How A Failure Inspires You To Move Ahead In Life

My biggest failure in life was not standing up for myself, neither when my haters spoke their minds in front of me nor when my friends blamed me for nothing. I have been wronged many times and even after realizing this, I never really did anything. But don’t be saddened by this revelation. It isn’t a failure I have lived with. It is something I have changed, which made me live a happier life.

Sheer ‘popularity’ in school

When I was young, matters like being looked down upon got to me easily. I would go home, lock myself in my room, and cry. I was not the “weird kid” of the class, neither was I stupid as a child. Yet, people found ways to taunt me in school, making fun of the way I looked, spoke, or even the fact that I was a favorite of all my teachers. For years, I tried to change my behavior, my appearance, and habits. Nothing helped. I tried to find friends but seek help but nothing changed. The people at school kept taunting and bullying me.

Did anything change?

Years passed by. I grew up and started high school. I expected things to change as soon as I joined grade 11. But guess what happened? Everything was just the same. This began to have a huge effect on me. I used to see myself as a failure. I used to shy away at the sight of the people. This made me quieter and used to stay locked up in my room. My mental health was at its worst and I was not happy and satisfied doing the simplest of things. There have been times when I have been sleeping in my room locked up for hours.

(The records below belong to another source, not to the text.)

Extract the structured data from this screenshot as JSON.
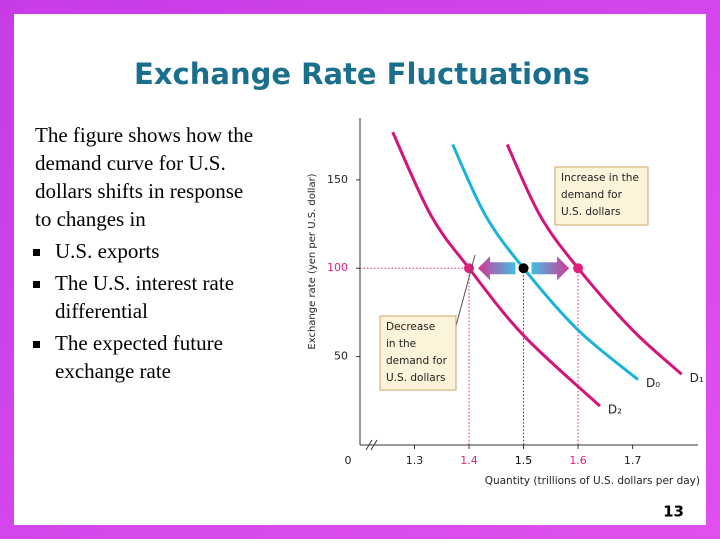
{
  "slide": {
    "title": "Exchange Rate Fluctuations",
    "intro_lines": [
      "The figure shows how the",
      "demand curve for U.S.",
      "dollars shifts in response",
      "to changes in"
    ],
    "bullets": [
      [
        "U.S. exports"
      ],
      [
        "The U.S. interest rate",
        "differential"
      ],
      [
        "The expected future",
        "exchange rate"
      ]
    ],
    "page_number": "13"
  },
  "chart_data": {
    "type": "line",
    "x_label": "Quantity (trillions of U.S. dollars per day)",
    "y_label": "Exchange rate (yen per U.S. dollar)",
    "origin_label": "0",
    "xlim": [
      1.2,
      1.82
    ],
    "xticks": [
      1.3,
      1.4,
      1.5,
      1.6,
      1.7
    ],
    "ylim": [
      0,
      185
    ],
    "yticks": [
      50,
      100,
      150
    ],
    "guide_color": "#e0207f",
    "series": [
      {
        "name": "D₂",
        "color": "#d4147a",
        "x": [
          1.26,
          1.33,
          1.4,
          1.5,
          1.64
        ],
        "values": [
          177,
          130,
          100,
          62,
          22
        ]
      },
      {
        "name": "D₀",
        "color": "#19b2dc",
        "x": [
          1.37,
          1.43,
          1.5,
          1.6,
          1.71
        ],
        "values": [
          170,
          130,
          100,
          65,
          37
        ]
      },
      {
        "name": "D₁",
        "color": "#d4147a",
        "x": [
          1.47,
          1.53,
          1.6,
          1.7,
          1.79
        ],
        "values": [
          170,
          130,
          100,
          65,
          40
        ]
      }
    ],
    "points": [
      {
        "x": 1.4,
        "y": 100,
        "color": "#e0207f"
      },
      {
        "x": 1.5,
        "y": 100,
        "color": "#000000"
      },
      {
        "x": 1.6,
        "y": 100,
        "color": "#e0207f"
      }
    ],
    "annotations": [
      {
        "lines": [
          "Increase in the",
          "demand for",
          "U.S. dollars"
        ],
        "x": 1.6,
        "y": 130
      },
      {
        "lines": [
          "Decrease",
          "in the",
          "demand for",
          "U.S. dollars"
        ],
        "x": 1.4,
        "y": 120
      }
    ]
  }
}
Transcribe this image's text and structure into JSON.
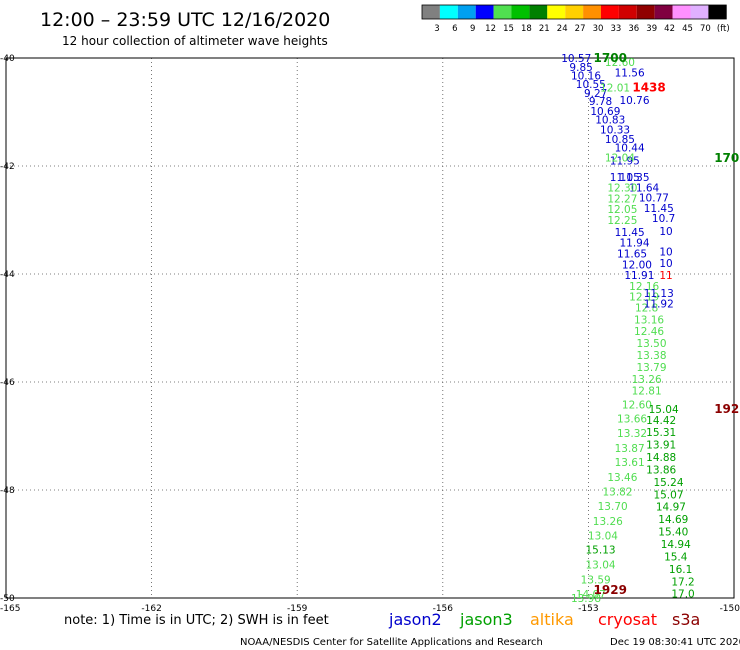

This so-called ‘failure’ took over the better of me. I always looked for chances to skip school and avoided people as much as possible. But finally, I decided that all of this had to stop. There was a teacher who taught us in school. He was extremely friendly among the students for his behavior. I thought about telling him everything and helping me out. After mustering a lot of courage, I could finally speak up and confide in him. But he, instead of making those guys apologize to me for their behavior, he handed me a DVD of The Pursuit of Happiness and asked me to watch it. I was actually taken aback and thought it to be my mistake that I thought of opening up to him. After a lot of remorse and repenting, I finally watched the movie on the DVD.

Did it transform my life?

No, it didn’t change my life. I changed my life. The movie taught me that one thing which was and always will be relevant- You need to take a stand for yourself, instead of accepting things and hoping life would change on its own. Until and unless you realize you are not worth anyone else’s snide remarks, the lion inside you will roar the lion you never knew rested in you. The next time those guys came to “have fun”; I made sure I gave them a piece of my mind (which, of course, I had rehearsed in my mind a thousand times before).

I realized a lot from this lesson. Life is way bigger than all of these. Incidents as such will seem petty once you have lived for a good forty years of your life and look back. If someone tells you that you cannot do something, don’t listen to that person. No one tells you what you cannot do. If you don’t fail at something, you will never realize your true potential. Because I had become used to the remarks, I didn’t take any step. But, once I decided that something was to be stopped, I changed everything. The power to change lies in you. Understanding when and what to react to makes a huge difference in your outlook and the way people perceive you. This is how maturity sets in as you grow up.